Jazz guitarists Lee Ritenour, one of the greats of the genre with a 40-year career, will appear in concert, as will Matt Bianco, who play a unique synthesis of jazz, Latin and synth pop, and will now be accompanied by the Amsterdam Concertgebouw’s Jazz Orchestra. The grande dame of fado, the Portuguese Dulce Pontes, will also be here. Extravagant showman Rufus Wainwright, one of today’s most original pop performers, will make his debut in Hungary at the Festival. Presenting a mixture of cultures and marked with a strong North African influence, the songs of the French band Lo’Jo are performed on authentic instruments. Márta Sebestyén, one of the best-known Hungarian folk singers, joins forces with Grammy Award-winner Deep Forest and others at a special film concert, playing, among other tunes, songs from The English Patient.

Considered the Monty Python of classical music, the Polish MozART Group offer a special treat with their concert. The world premiere of Infernal Ball, performed by the Yvette Bozsik Company and the Derevo Dance Theatre, is an outstanding example of this year’s co-production initiatives. Saint Petersburg’s Eifman Ballet bring a new production to Budapest, which takes a look at one of the cruellest love stories of art history, the tempestuous and tragic romance of the brilliant sculptor Auguste Rodin and his model Camille Claudel, who also became an original sculptor in her own right, thereby adding an element of artistic jealousy to their relationship. The Szeged Contemporary Dance Company and the Pannon Philharmonic offer a special blend of concert and dance, turning popular concert pieces into music for ballet. Richard Strauss’s Also Sprach Zarathustra thus becomes a stage drama, while Béla Bartók’s Dance Suite occasions a veritable whirlwind of motion.

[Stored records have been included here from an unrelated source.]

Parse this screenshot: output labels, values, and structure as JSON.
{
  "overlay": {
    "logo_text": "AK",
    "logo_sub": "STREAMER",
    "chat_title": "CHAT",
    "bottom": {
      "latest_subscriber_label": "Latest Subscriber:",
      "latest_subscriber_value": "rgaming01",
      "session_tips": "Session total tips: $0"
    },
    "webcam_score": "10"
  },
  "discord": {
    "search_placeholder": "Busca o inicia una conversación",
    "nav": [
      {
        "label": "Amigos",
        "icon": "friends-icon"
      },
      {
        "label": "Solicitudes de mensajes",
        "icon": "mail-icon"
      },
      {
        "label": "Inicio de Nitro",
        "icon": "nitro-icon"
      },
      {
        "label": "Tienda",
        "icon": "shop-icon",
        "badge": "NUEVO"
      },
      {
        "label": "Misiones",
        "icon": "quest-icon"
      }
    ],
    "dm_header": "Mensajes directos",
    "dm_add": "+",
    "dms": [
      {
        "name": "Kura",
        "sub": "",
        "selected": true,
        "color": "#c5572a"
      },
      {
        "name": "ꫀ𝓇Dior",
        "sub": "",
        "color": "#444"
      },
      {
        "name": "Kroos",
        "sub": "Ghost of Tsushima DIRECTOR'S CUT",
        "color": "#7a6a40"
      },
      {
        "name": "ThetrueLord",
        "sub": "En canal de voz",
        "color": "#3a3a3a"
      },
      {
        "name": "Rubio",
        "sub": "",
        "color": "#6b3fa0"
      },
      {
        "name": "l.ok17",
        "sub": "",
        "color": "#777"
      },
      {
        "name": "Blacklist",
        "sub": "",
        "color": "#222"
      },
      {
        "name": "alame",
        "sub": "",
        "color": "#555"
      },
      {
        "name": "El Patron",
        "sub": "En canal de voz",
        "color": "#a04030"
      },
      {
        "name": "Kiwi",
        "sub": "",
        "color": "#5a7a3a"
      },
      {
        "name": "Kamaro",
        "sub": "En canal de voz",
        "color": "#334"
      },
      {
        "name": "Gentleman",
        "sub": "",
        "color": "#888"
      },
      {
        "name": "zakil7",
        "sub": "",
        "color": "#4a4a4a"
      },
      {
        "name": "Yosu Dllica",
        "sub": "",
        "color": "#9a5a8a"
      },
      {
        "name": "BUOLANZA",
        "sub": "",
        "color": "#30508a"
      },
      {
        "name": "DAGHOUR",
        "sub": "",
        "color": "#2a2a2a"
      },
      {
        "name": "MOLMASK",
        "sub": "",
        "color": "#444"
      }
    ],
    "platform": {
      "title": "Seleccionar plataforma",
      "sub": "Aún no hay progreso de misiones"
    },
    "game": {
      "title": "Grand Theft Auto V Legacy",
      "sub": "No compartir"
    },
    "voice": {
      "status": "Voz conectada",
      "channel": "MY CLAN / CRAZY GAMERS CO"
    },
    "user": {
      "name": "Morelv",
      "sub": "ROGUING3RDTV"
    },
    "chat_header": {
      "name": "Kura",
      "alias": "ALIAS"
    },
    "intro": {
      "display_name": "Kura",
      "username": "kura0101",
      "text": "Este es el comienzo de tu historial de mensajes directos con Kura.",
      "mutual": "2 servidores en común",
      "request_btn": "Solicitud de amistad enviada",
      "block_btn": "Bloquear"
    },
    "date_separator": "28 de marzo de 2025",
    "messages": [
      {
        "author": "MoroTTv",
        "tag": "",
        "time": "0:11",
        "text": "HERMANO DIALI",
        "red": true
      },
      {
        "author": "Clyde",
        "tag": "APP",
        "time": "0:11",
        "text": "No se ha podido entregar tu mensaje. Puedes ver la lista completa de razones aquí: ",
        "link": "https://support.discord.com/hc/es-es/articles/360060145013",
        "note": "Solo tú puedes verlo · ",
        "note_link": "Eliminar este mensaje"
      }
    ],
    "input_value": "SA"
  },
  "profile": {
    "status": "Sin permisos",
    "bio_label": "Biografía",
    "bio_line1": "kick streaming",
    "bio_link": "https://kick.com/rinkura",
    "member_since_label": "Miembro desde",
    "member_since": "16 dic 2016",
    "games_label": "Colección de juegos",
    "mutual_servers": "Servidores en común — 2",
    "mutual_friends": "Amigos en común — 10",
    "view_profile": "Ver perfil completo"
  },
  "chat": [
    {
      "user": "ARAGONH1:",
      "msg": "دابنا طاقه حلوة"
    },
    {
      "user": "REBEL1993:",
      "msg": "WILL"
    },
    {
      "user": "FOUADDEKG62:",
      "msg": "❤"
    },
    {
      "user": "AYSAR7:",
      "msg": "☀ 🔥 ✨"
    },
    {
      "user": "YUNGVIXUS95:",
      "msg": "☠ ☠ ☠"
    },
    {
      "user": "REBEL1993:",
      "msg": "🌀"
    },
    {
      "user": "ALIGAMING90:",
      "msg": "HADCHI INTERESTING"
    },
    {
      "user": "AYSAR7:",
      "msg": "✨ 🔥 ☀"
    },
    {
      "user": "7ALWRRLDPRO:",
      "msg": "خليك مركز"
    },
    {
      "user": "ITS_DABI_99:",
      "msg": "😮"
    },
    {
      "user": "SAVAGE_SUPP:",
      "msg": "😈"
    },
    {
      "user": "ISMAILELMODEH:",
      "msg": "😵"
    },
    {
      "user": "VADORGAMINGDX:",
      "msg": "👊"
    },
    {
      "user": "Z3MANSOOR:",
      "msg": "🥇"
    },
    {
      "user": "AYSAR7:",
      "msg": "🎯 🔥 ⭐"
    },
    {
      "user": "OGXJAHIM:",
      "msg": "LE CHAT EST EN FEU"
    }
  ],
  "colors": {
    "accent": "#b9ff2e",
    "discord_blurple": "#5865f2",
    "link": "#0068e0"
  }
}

The Central European Dance Theatre presents three one-act pieces on the same night, each by a talented Hungarian choreographer who works abroad – Attila Kun, Máté Mészáros and Lóránd Zachár –, allowing them to show the most recent developments in European dance.

Since the Festival seeks to feature as many art forms as possible, the genre of contemporary circus – made popular worldwide by Cirque du Soleil, among others – will also be represented. Defining an exciting new direction, an East Central European trend in the art form, Recirquel, the first Hungarian company of contemporary circus, invite their viewers to a ball with their new show, The Naked Clown, whose scenes centre around the same question: how many layers and masks need to be removed before one’s sheer nature is revealed?

The National Theatre hosts the Madách International Theatre Festival, where leading international companies will appear, including the Alexandrinsky Theatre, the Moscow Art Theatre, the Bolshoi Drama Theatre, and the national theatres of Baghdad, Istanbul, Oslo and Riga, among others.

Those interested in the visual arts will find special exhibits at the Budapest History Museum, which presents a selection of Hungarian painters’ self-portraits from Florence’s Uffizi Gallery, and at the Hungarian National Gallery, where the oeuvre of Gyula Derkovits, the most original Hungarian expressionist, will be on view. Ludwig Museum awaits lovers of contemporary art, while the Capa Centre opens new exhibits of photography.